CD secondary structure characterization (A) and thermal denaturation (B) of SAA2.2 hexamer and octamer. Far-UV CD spectrums of SAA2.2 hexamer (■) and octamer (◆) at 4°C show that they have similar secondary structure. Thermal denaturation curves of SAA2.2 hexamer (■) and octamer (◆) monitored by far-UV CD indicate that the octamer is ~10 °C less stable than the hexamer. Samples contained 0.1 mg/mL SAA2.2 in 20 mM phosphate buffer.

Fig. 3

Refolding of SAA2.2 (0.8mg/ml in 20mM Tris, 6M Urea, 150mM NaCl, pH 8.2) was performed at room temperature (RT) against Tris buffer (20 mM Tris, pH 8.2). After ~12h ~25μl of the sample was loaded in an analytical gel filtration column to determine the oligomeric state of SAA2.2. A sample from the same SAA2.2 stock was refolded at 4°C as a control, and formed mostly an octamer species.

Fig. 4

Concentration dependence conversion of SAA2.2 octamer to hexamer.
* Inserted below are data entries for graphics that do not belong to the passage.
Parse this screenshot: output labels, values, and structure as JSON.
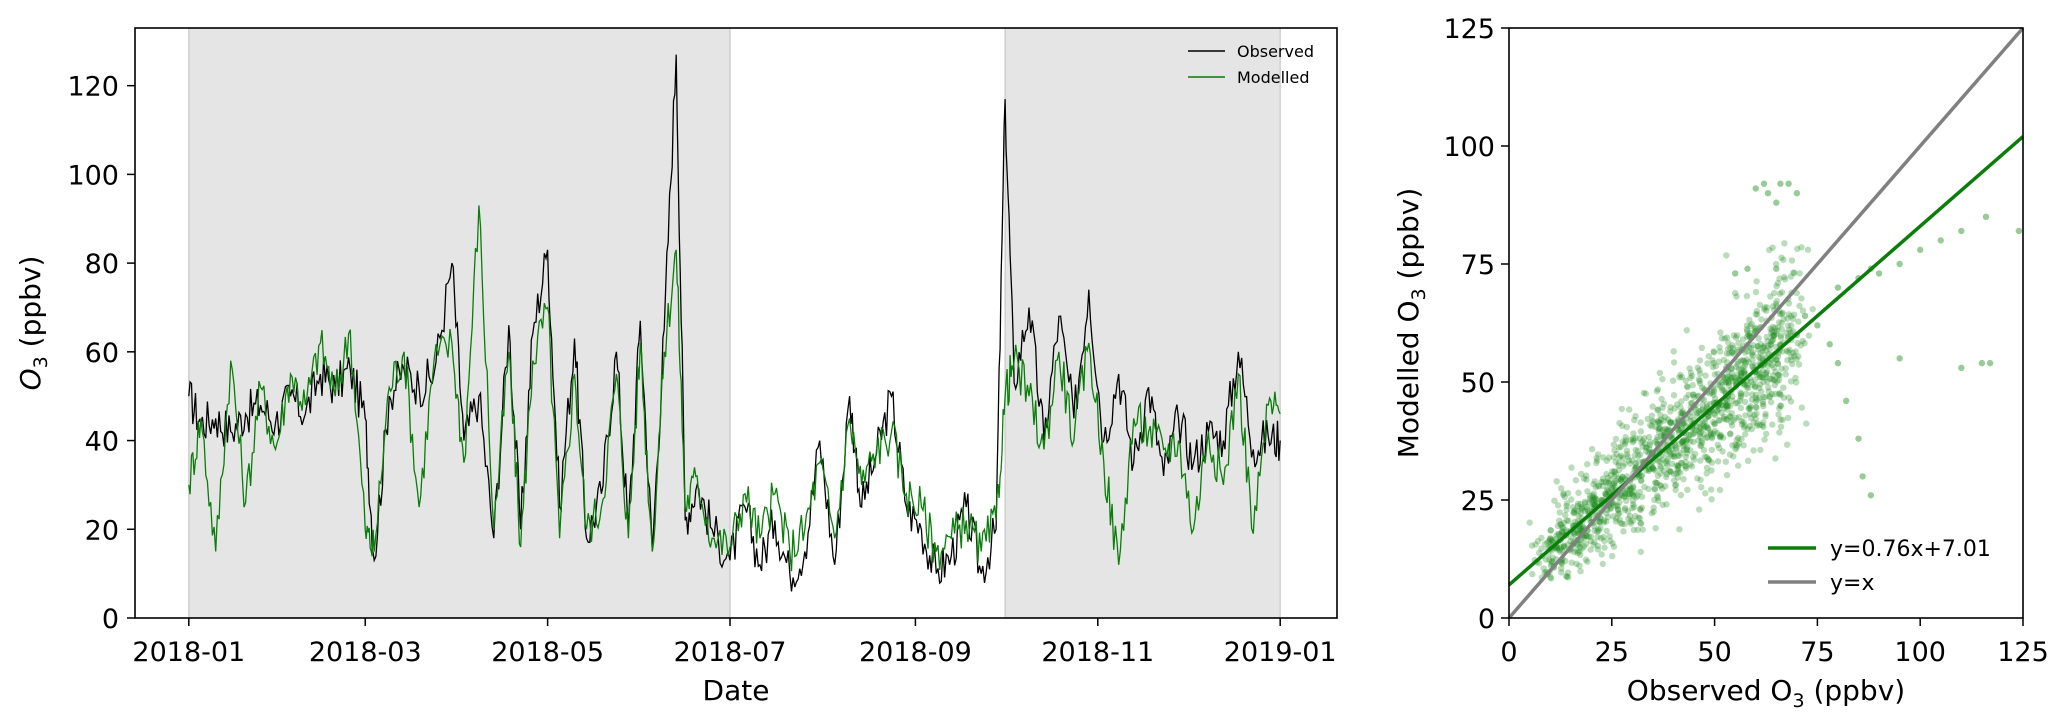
{
  "chart_data": [
    {
      "type": "line",
      "xlabel": "Date",
      "ylabel": "O3 (ppbv)",
      "ylabel_main": "O",
      "ylabel_sub": "3",
      "ylabel_unit": " (ppbv)",
      "xlim": [
        "2017-12-14",
        "2019-01-20"
      ],
      "ylim": [
        0,
        133
      ],
      "x_ticks": [
        "2018-01",
        "2018-03",
        "2018-05",
        "2018-07",
        "2018-09",
        "2018-11",
        "2019-01"
      ],
      "y_ticks": [
        0,
        20,
        40,
        60,
        80,
        100,
        120
      ],
      "shaded_spans": [
        [
          "2018-01-01",
          "2018-07-01"
        ],
        [
          "2018-10-01",
          "2019-01-01"
        ]
      ],
      "legend_position": "top-right",
      "series": [
        {
          "name": "Observed",
          "color": "#000000",
          "points": [
            [
              "2018-01-01",
              50
            ],
            [
              "2018-01-05",
              44
            ],
            [
              "2018-01-10",
              45
            ],
            [
              "2018-01-15",
              42
            ],
            [
              "2018-01-20",
              46
            ],
            [
              "2018-01-25",
              48
            ],
            [
              "2018-01-30",
              44
            ],
            [
              "2018-02-04",
              50
            ],
            [
              "2018-02-09",
              46
            ],
            [
              "2018-02-14",
              55
            ],
            [
              "2018-02-19",
              52
            ],
            [
              "2018-02-24",
              56
            ],
            [
              "2018-03-01",
              45
            ],
            [
              "2018-03-04",
              13
            ],
            [
              "2018-03-09",
              50
            ],
            [
              "2018-03-14",
              56
            ],
            [
              "2018-03-19",
              52
            ],
            [
              "2018-03-24",
              55
            ],
            [
              "2018-03-30",
              80
            ],
            [
              "2018-04-03",
              40
            ],
            [
              "2018-04-08",
              50
            ],
            [
              "2018-04-13",
              18
            ],
            [
              "2018-04-18",
              66
            ],
            [
              "2018-04-22",
              20
            ],
            [
              "2018-04-26",
              64
            ],
            [
              "2018-05-01",
              83
            ],
            [
              "2018-05-05",
              25
            ],
            [
              "2018-05-10",
              63
            ],
            [
              "2018-05-14",
              18
            ],
            [
              "2018-05-19",
              28
            ],
            [
              "2018-05-24",
              60
            ],
            [
              "2018-05-28",
              20
            ],
            [
              "2018-06-01",
              67
            ],
            [
              "2018-06-05",
              15
            ],
            [
              "2018-06-09",
              65
            ],
            [
              "2018-06-13",
              127
            ],
            [
              "2018-06-16",
              22
            ],
            [
              "2018-06-20",
              30
            ],
            [
              "2018-06-25",
              20
            ],
            [
              "2018-07-01",
              13
            ],
            [
              "2018-07-06",
              25
            ],
            [
              "2018-07-11",
              12
            ],
            [
              "2018-07-16",
              22
            ],
            [
              "2018-07-21",
              10
            ],
            [
              "2018-07-26",
              15
            ],
            [
              "2018-07-31",
              40
            ],
            [
              "2018-08-05",
              12
            ],
            [
              "2018-08-10",
              50
            ],
            [
              "2018-08-14",
              25
            ],
            [
              "2018-08-19",
              37
            ],
            [
              "2018-08-24",
              50
            ],
            [
              "2018-08-29",
              25
            ],
            [
              "2018-09-03",
              20
            ],
            [
              "2018-09-08",
              10
            ],
            [
              "2018-09-13",
              14
            ],
            [
              "2018-09-18",
              25
            ],
            [
              "2018-09-23",
              10
            ],
            [
              "2018-09-28",
              20
            ],
            [
              "2018-10-01",
              117
            ],
            [
              "2018-10-04",
              53
            ],
            [
              "2018-10-09",
              70
            ],
            [
              "2018-10-14",
              40
            ],
            [
              "2018-10-19",
              68
            ],
            [
              "2018-10-24",
              45
            ],
            [
              "2018-10-29",
              74
            ],
            [
              "2018-11-03",
              40
            ],
            [
              "2018-11-08",
              55
            ],
            [
              "2018-11-13",
              35
            ],
            [
              "2018-11-18",
              52
            ],
            [
              "2018-11-23",
              32
            ],
            [
              "2018-11-28",
              45
            ],
            [
              "2018-12-03",
              35
            ],
            [
              "2018-12-08",
              42
            ],
            [
              "2018-12-13",
              40
            ],
            [
              "2018-12-18",
              60
            ],
            [
              "2018-12-23",
              38
            ],
            [
              "2018-12-28",
              41
            ],
            [
              "2019-01-01",
              40
            ]
          ]
        },
        {
          "name": "Modelled",
          "color": "#0a7d0a",
          "points": [
            [
              "2018-01-01",
              30
            ],
            [
              "2018-01-05",
              45
            ],
            [
              "2018-01-10",
              15
            ],
            [
              "2018-01-15",
              58
            ],
            [
              "2018-01-20",
              26
            ],
            [
              "2018-01-25",
              52
            ],
            [
              "2018-01-30",
              38
            ],
            [
              "2018-02-04",
              55
            ],
            [
              "2018-02-09",
              48
            ],
            [
              "2018-02-14",
              62
            ],
            [
              "2018-02-19",
              50
            ],
            [
              "2018-02-24",
              65
            ],
            [
              "2018-03-01",
              20
            ],
            [
              "2018-03-04",
              15
            ],
            [
              "2018-03-09",
              52
            ],
            [
              "2018-03-14",
              60
            ],
            [
              "2018-03-19",
              25
            ],
            [
              "2018-03-24",
              58
            ],
            [
              "2018-03-30",
              62
            ],
            [
              "2018-04-03",
              35
            ],
            [
              "2018-04-08",
              93
            ],
            [
              "2018-04-13",
              20
            ],
            [
              "2018-04-18",
              60
            ],
            [
              "2018-04-22",
              16
            ],
            [
              "2018-04-26",
              58
            ],
            [
              "2018-05-01",
              70
            ],
            [
              "2018-05-05",
              18
            ],
            [
              "2018-05-10",
              55
            ],
            [
              "2018-05-14",
              20
            ],
            [
              "2018-05-19",
              25
            ],
            [
              "2018-05-24",
              55
            ],
            [
              "2018-05-28",
              18
            ],
            [
              "2018-06-01",
              62
            ],
            [
              "2018-06-05",
              15
            ],
            [
              "2018-06-09",
              60
            ],
            [
              "2018-06-13",
              83
            ],
            [
              "2018-06-16",
              25
            ],
            [
              "2018-06-20",
              32
            ],
            [
              "2018-06-25",
              18
            ],
            [
              "2018-07-01",
              16
            ],
            [
              "2018-07-06",
              28
            ],
            [
              "2018-07-11",
              18
            ],
            [
              "2018-07-16",
              28
            ],
            [
              "2018-07-21",
              15
            ],
            [
              "2018-07-26",
              20
            ],
            [
              "2018-07-31",
              35
            ],
            [
              "2018-08-05",
              18
            ],
            [
              "2018-08-10",
              45
            ],
            [
              "2018-08-14",
              30
            ],
            [
              "2018-08-19",
              38
            ],
            [
              "2018-08-24",
              42
            ],
            [
              "2018-08-29",
              28
            ],
            [
              "2018-09-03",
              25
            ],
            [
              "2018-09-08",
              15
            ],
            [
              "2018-09-13",
              18
            ],
            [
              "2018-09-18",
              22
            ],
            [
              "2018-09-23",
              15
            ],
            [
              "2018-09-28",
              22
            ],
            [
              "2018-10-01",
              50
            ],
            [
              "2018-10-04",
              58
            ],
            [
              "2018-10-09",
              50
            ],
            [
              "2018-10-14",
              38
            ],
            [
              "2018-10-19",
              60
            ],
            [
              "2018-10-24",
              40
            ],
            [
              "2018-10-29",
              62
            ],
            [
              "2018-11-03",
              35
            ],
            [
              "2018-11-08",
              12
            ],
            [
              "2018-11-13",
              45
            ],
            [
              "2018-11-18",
              42
            ],
            [
              "2018-11-23",
              38
            ],
            [
              "2018-11-28",
              40
            ],
            [
              "2018-12-03",
              20
            ],
            [
              "2018-12-08",
              42
            ],
            [
              "2018-12-13",
              30
            ],
            [
              "2018-12-18",
              55
            ],
            [
              "2018-12-23",
              19
            ],
            [
              "2018-12-28",
              48
            ],
            [
              "2019-01-01",
              46
            ]
          ]
        }
      ]
    },
    {
      "type": "scatter",
      "xlabel": "Observed O3 (ppbv)",
      "xlabel_main": "Observed O",
      "xlabel_sub": "3",
      "xlabel_unit": " (ppbv)",
      "ylabel": "Modelled O3 (ppbv)",
      "ylabel_main": "Modelled O",
      "ylabel_sub": "3",
      "ylabel_unit": " (ppbv)",
      "xlim": [
        0,
        125
      ],
      "ylim": [
        0,
        125
      ],
      "x_ticks": [
        0,
        25,
        50,
        75,
        100,
        125
      ],
      "y_ticks": [
        0,
        25,
        50,
        75,
        100,
        125
      ],
      "legend_position": "bottom-right",
      "point_color": "#1a8c1a",
      "lines": [
        {
          "name": "y=0.76x+7.01",
          "slope": 0.76,
          "intercept": 7.01,
          "color": "#0a7d0a"
        },
        {
          "name": "y=x",
          "slope": 1,
          "intercept": 0,
          "color": "#808080"
        }
      ],
      "cluster": {
        "x_range": [
          8,
          70
        ],
        "y_mean_slope": 0.76,
        "y_mean_intercept": 7.01,
        "spread": 6,
        "count": 1400
      },
      "outliers": [
        [
          60,
          91
        ],
        [
          62,
          92
        ],
        [
          63,
          90
        ],
        [
          65,
          88
        ],
        [
          66,
          92
        ],
        [
          68,
          92
        ],
        [
          70,
          90
        ],
        [
          72,
          64
        ],
        [
          75,
          62
        ],
        [
          78,
          58
        ],
        [
          80,
          54
        ],
        [
          82,
          46
        ],
        [
          85,
          38
        ],
        [
          86,
          30
        ],
        [
          88,
          26
        ],
        [
          80,
          70
        ],
        [
          85,
          72
        ],
        [
          88,
          74
        ],
        [
          90,
          73
        ],
        [
          95,
          75
        ],
        [
          100,
          78
        ],
        [
          105,
          80
        ],
        [
          110,
          82
        ],
        [
          116,
          85
        ],
        [
          124,
          82
        ],
        [
          115,
          54
        ],
        [
          117,
          54
        ],
        [
          110,
          53
        ],
        [
          95,
          55
        ],
        [
          55,
          73
        ],
        [
          58,
          74
        ],
        [
          65,
          74
        ],
        [
          70,
          60
        ]
      ]
    }
  ]
}
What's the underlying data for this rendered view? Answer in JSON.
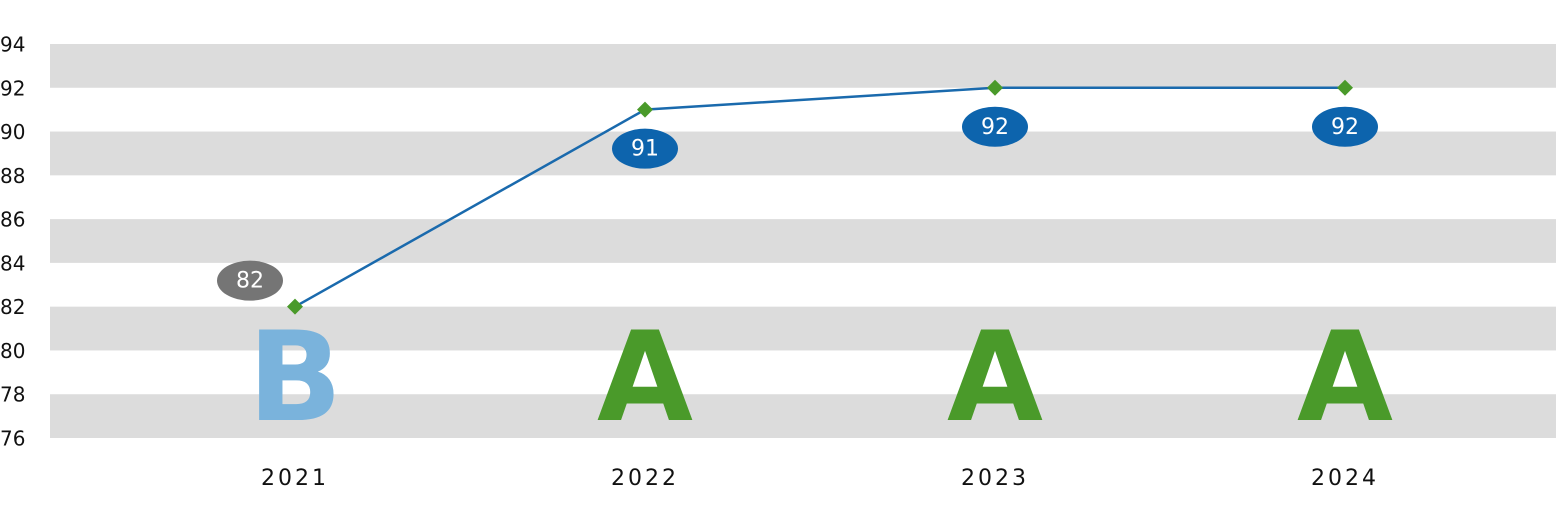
{
  "chart_data": {
    "type": "line",
    "categories": [
      "2021",
      "2022",
      "2023",
      "2024"
    ],
    "series": [
      {
        "color": "#1a6aad",
        "marker_color": "#4a9a2a",
        "values": [
          82,
          91,
          92,
          92
        ]
      }
    ],
    "grades": [
      "B",
      "A",
      "A",
      "A"
    ],
    "grade_colors": [
      "#7ab3dc",
      "#4a9a2a",
      "#4a9a2a",
      "#4a9a2a"
    ],
    "label_colors": [
      "#757575",
      "#0d64ad",
      "#0d64ad",
      "#0d64ad"
    ],
    "ylim": [
      76,
      94
    ],
    "yticks": [
      76,
      78,
      80,
      82,
      84,
      86,
      88,
      90,
      92,
      94
    ],
    "grid": "bands",
    "band_color": "#dcdcdc"
  }
}
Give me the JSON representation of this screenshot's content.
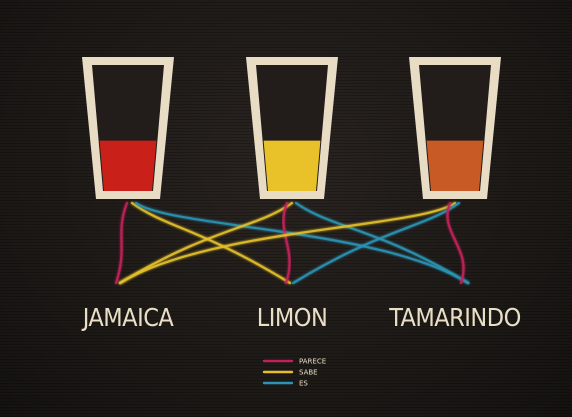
{
  "drinks": [
    {
      "name": "JAMAICA",
      "liquid_color": "#c9211a",
      "fill_level": 0.4
    },
    {
      "name": "LIMON",
      "liquid_color": "#e9c22a",
      "fill_level": 0.4
    },
    {
      "name": "TAMARINDO",
      "liquid_color": "#c85a26",
      "fill_level": 0.4
    }
  ],
  "legend": [
    {
      "label": "PARECE",
      "color": "#c4215a"
    },
    {
      "label": "SABE",
      "color": "#e3c029"
    },
    {
      "label": "ES",
      "color": "#2b93b3"
    }
  ],
  "connections": [
    {
      "from": "JAMAICA",
      "to": "JAMAICA",
      "relation": "PARECE"
    },
    {
      "from": "JAMAICA",
      "to": "LIMON",
      "relation": "SABE"
    },
    {
      "from": "JAMAICA",
      "to": "TAMARINDO",
      "relation": "ES"
    },
    {
      "from": "LIMON",
      "to": "JAMAICA",
      "relation": "SABE"
    },
    {
      "from": "LIMON",
      "to": "LIMON",
      "relation": "PARECE"
    },
    {
      "from": "LIMON",
      "to": "TAMARINDO",
      "relation": "ES"
    },
    {
      "from": "TAMARINDO",
      "to": "JAMAICA",
      "relation": "SABE"
    },
    {
      "from": "TAMARINDO",
      "to": "LIMON",
      "relation": "ES"
    },
    {
      "from": "TAMARINDO",
      "to": "TAMARINDO",
      "relation": "PARECE"
    }
  ]
}
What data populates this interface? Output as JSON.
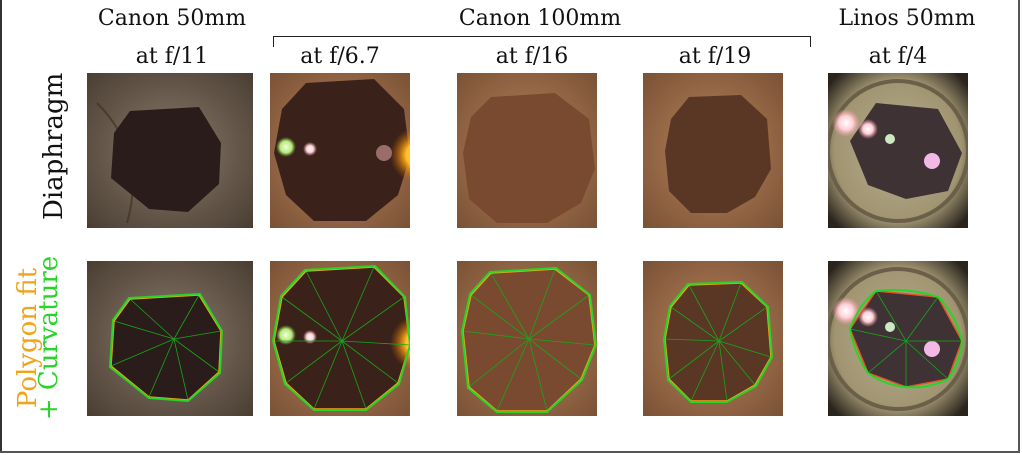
{
  "header": {
    "lens_canon50": "Canon 50mm",
    "lens_canon100": "Canon 100mm",
    "lens_linos50": "Linos 50mm",
    "f11": "at f/11",
    "f67": "at f/6.7",
    "f16": "at f/16",
    "f19": "at f/19",
    "f4": "at f/4"
  },
  "rows": {
    "diaphragm": "Diaphragm",
    "polygon_fit": "Polygon fit",
    "curvature": "+ Curvature"
  },
  "colors": {
    "polygon": "#f2a31b",
    "curvature": "#27d427",
    "text": "#111111"
  }
}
SAA2.2 was purified and dissolved in buffer A (20mM Tris, 6M Urea, 400mM NaCl, pH 8.) and aliquoted at three different concentrations (A: 0.25mg/ml, B: 0.8mg/ml and C: 1.8mg/ml) and allowed to refold at 4°C in for 14hrs in 500 – 1000X refolding buffer (20mM Tris, pH 8). SAA was aliquoted in sterile tubes and stored under refrigerated conditions. At regular intervals (as specified in the figure) samples were analyzed on a Superdex 200® analytical gel filtration column.